Et les perspectives ne sont pas folichonnes. Le quartier rassemble bien peu de projets, et aucun dans un avenir immédiat. Et, alors qu’il aurait dû grandir dans la mouvance du TGV, il est moins international qu’il n’aurait pu l’être – et surtout que ne l’avaient rêvé les pouvoirs publics de l’époque. Seules quelques entreprises françaises comme Celio International ou Lactalis y sont installées. La Région lui a bien concocté un Schéma directeur ambitieux qui va être traduit en plan d’aménagement directeur (PADD). « Mais tant que la SNCB n’investit pas dans ses bâtiments, cet élan sera bloqué.

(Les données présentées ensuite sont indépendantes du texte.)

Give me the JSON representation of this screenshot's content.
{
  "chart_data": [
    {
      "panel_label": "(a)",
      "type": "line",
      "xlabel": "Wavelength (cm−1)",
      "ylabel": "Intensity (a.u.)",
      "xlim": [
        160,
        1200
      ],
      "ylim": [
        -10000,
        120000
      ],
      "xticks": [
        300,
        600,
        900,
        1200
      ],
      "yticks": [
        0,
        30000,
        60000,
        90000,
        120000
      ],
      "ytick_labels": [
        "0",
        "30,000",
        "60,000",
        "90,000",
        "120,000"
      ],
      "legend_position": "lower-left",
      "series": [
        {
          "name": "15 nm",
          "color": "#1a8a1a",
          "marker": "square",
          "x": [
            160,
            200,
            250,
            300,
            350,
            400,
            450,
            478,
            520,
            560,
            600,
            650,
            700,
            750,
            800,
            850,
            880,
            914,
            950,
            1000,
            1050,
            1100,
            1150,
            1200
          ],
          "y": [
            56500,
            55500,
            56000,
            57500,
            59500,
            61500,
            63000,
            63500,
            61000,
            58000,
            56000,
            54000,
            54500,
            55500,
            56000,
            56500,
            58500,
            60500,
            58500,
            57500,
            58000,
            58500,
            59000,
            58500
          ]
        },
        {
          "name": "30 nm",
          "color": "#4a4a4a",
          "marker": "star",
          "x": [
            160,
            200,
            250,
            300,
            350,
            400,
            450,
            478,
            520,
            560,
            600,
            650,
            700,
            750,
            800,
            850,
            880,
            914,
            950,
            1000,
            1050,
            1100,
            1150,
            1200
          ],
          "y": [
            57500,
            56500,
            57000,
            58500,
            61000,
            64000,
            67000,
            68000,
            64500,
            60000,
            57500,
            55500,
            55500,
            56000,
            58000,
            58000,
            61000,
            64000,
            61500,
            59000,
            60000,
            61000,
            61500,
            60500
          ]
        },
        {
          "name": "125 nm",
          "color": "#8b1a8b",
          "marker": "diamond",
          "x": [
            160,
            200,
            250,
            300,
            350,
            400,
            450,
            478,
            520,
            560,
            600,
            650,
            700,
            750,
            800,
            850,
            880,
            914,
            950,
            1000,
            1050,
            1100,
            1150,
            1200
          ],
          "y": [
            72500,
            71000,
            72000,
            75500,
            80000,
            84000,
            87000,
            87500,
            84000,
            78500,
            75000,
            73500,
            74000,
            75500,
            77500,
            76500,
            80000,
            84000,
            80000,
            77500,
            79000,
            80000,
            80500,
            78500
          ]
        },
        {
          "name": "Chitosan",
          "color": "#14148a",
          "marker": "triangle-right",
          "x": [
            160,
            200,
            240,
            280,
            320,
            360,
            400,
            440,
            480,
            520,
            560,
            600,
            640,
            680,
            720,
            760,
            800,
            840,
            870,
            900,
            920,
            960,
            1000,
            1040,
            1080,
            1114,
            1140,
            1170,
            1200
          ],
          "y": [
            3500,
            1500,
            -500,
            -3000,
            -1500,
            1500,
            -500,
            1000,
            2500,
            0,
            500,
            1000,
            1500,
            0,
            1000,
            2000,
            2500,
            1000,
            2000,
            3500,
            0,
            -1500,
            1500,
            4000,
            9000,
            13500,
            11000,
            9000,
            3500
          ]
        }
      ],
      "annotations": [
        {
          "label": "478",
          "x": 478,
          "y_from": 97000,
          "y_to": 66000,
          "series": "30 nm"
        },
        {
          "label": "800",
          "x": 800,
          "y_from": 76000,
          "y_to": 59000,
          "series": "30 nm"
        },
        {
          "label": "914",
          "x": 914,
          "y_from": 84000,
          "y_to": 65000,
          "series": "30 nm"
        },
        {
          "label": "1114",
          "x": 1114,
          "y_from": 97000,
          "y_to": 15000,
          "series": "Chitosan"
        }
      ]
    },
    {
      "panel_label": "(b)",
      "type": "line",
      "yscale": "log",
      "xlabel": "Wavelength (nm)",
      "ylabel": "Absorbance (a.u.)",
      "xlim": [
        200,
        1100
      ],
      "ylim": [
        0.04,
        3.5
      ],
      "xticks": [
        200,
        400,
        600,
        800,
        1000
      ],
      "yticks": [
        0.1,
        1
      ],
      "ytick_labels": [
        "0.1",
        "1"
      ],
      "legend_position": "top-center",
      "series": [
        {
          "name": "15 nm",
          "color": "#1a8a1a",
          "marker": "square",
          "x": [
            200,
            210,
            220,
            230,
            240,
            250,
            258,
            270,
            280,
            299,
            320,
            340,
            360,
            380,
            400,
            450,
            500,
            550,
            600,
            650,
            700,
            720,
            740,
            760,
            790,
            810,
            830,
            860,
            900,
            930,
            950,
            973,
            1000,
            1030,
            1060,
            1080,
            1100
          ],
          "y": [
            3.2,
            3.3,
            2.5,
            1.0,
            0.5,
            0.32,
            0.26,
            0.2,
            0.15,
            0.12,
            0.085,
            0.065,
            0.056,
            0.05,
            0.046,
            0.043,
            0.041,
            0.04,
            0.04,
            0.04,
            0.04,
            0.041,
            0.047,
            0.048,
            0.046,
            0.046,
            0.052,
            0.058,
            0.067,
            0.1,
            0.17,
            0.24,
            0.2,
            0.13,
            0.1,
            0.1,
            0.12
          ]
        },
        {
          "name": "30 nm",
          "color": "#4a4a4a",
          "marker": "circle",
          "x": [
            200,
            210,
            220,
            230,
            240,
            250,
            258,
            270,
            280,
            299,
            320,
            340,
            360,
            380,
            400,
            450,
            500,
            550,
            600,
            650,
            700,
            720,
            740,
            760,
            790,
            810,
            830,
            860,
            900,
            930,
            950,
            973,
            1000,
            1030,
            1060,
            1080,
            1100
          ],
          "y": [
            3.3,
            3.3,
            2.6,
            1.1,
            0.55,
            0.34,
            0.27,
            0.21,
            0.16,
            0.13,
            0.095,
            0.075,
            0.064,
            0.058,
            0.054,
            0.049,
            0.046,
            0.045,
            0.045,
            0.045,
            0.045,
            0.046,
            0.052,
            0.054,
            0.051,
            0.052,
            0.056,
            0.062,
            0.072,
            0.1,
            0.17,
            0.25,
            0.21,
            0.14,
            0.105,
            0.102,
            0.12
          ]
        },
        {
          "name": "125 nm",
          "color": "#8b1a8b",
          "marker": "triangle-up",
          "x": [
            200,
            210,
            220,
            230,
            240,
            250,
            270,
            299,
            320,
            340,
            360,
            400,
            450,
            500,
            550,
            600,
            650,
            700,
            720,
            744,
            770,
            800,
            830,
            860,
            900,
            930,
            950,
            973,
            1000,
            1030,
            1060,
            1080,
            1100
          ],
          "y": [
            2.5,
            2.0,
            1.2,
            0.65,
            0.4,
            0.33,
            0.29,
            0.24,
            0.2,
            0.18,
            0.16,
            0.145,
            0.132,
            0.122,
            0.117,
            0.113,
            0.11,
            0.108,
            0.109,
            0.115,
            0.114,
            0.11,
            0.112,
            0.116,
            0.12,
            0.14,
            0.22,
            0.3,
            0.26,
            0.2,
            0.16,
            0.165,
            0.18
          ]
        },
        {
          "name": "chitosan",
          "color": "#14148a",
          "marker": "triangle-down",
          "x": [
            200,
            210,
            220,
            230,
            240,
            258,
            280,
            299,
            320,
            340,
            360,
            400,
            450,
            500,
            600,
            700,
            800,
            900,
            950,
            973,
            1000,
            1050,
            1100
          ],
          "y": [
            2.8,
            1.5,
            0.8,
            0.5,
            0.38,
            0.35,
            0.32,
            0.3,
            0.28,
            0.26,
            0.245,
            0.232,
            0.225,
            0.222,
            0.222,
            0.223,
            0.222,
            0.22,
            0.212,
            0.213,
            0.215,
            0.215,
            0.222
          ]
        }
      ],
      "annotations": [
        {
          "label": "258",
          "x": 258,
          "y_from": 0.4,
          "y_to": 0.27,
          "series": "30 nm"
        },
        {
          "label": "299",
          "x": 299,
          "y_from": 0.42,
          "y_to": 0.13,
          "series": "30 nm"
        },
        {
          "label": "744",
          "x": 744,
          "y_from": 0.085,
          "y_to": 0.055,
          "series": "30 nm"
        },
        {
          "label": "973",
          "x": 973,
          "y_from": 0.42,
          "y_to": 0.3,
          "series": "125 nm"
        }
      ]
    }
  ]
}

C’est elle qui détient la clé », note Benjamin Cadranel, administrateur général de CityDev. Sans pour autant dire qu’il faut l’attendre. « Ce qu’il faut, c’est dégager une vision claire pour le quartier mais ne pas attendre que tout soit décidé. Il faut y aller tout de suite, au cas par cas. » Quitte à ce que ce soit avec des occupants précaires d’ateliers d’artistes, de commerces alternatifs, de brasserie… afin d’animer ce quartier, changer sa physionomie, bref, lui redonner une existence.C.M.